Air-sea fluxes represent exchange mechanisms between the ocean and the atmosphere and include momentum fluxes (winds), heat fluxes (radiation, sensible and latent heat fluxes) as well as trace gas fluxes (pCO2).
We propose a unified study of these fluxes focusing on the energy, water and carbon cycles in the Mediterranean Sea region under present and future climate conditions.
To achieve this goal we will firstly use in situ measurements and satellite estimates of the fluxes and the fields they are derived from (sea surface temperature and salinity, surface winds, air humidity, air temperature, cloudiness) and describe flux variability at scales that range from daily to interannual and from local to continental. We will then evaluate the uncertainties in the satellite estimates compared to in situ measurements and finally we will assess model fidelity against both observations and satellite data. A hierarchy of models of the Mediterranean Sea circulation will be used with different discretizations and coupling methods to the atmosphere in order to simulate present and future scenario air-sea interaction cycles under changing climate conditions.
The observational and model data analysis will rely on advanced statistical techniques such as clustering and statistical downscaling. Clustering will describe the dynamical regimes that govern the air-sea exchanges and statistical downscaling will complement the dynamical downscaling modeling experiments.

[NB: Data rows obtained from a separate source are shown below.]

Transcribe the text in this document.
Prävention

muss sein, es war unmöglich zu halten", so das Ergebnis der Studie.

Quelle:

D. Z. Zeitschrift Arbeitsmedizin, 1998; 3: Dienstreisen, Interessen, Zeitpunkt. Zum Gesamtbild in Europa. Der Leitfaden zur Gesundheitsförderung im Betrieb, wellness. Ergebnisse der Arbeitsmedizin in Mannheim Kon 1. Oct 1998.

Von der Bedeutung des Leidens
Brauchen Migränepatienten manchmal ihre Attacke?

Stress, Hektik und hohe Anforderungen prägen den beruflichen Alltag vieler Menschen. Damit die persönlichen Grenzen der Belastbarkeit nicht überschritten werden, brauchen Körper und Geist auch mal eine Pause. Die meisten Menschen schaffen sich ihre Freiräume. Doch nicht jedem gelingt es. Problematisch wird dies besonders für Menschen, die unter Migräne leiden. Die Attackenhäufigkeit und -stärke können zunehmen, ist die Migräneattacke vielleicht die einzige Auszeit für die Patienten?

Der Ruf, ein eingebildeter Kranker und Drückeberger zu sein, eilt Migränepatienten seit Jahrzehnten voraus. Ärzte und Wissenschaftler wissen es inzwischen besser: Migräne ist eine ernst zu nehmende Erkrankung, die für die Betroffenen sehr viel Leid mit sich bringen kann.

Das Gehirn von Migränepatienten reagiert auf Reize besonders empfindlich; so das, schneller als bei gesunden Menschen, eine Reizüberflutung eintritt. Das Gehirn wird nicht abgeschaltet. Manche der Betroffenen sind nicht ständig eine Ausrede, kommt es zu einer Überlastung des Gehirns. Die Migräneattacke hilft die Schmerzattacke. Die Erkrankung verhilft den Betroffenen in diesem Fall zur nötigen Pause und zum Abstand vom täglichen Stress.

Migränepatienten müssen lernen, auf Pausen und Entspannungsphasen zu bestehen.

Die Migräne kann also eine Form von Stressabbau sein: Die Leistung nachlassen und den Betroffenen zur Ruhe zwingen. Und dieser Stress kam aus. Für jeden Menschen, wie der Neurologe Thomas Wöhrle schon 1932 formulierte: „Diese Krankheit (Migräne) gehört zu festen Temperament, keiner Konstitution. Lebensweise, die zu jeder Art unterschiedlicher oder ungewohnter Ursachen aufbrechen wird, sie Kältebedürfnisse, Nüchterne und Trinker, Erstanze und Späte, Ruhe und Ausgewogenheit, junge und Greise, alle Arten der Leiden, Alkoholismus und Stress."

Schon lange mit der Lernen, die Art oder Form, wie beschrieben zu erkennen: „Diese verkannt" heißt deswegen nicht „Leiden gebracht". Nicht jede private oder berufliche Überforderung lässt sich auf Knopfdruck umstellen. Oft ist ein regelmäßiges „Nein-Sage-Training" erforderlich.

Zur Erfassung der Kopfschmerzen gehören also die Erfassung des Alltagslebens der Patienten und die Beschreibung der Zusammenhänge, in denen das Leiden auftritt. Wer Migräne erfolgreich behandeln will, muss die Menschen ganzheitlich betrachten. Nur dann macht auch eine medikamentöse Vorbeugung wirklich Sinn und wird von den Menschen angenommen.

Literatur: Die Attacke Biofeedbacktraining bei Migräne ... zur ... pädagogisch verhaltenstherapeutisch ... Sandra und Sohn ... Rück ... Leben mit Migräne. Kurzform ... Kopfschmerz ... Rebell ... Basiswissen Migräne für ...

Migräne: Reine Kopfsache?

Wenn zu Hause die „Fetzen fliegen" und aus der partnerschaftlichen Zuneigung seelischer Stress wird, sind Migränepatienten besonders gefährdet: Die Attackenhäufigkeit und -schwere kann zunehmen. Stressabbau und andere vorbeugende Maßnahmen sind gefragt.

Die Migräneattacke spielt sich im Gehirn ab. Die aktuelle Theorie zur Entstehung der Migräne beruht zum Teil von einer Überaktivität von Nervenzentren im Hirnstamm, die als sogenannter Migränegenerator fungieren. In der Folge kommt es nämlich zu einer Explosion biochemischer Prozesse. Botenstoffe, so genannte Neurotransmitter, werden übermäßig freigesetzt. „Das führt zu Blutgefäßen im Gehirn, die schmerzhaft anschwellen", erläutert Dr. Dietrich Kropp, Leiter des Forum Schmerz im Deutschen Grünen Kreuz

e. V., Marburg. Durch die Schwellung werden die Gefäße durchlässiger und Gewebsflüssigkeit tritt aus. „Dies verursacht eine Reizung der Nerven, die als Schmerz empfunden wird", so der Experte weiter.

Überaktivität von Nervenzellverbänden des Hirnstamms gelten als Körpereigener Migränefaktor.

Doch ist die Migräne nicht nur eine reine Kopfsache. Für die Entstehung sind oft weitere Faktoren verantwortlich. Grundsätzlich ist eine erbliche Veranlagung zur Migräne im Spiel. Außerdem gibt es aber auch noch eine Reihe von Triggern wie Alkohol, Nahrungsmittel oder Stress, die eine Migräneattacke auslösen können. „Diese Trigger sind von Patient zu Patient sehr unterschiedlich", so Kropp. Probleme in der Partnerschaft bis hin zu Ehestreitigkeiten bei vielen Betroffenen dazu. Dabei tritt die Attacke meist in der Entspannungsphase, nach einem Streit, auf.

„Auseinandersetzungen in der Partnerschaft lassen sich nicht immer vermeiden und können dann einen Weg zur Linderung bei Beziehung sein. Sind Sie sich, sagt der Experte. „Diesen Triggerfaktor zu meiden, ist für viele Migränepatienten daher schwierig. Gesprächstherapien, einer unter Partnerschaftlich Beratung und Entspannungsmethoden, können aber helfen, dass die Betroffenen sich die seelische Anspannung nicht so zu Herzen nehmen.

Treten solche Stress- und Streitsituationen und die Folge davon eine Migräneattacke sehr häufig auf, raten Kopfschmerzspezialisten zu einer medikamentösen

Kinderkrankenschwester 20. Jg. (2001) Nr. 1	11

The Mediterranean Sea region has already experienced large shifts in the interaction between atmosphere and ocean particularly in the hydrological cycle as documented in the IPCC AR4. At the same time, the Mediterranean Sea through its outflow to the world ocean affects the global thermohaline circulation and plays an important role in the global climate feedbacks. This study will combine measurements, numerical models and statistical tools to assess and extrapolate this role into the future.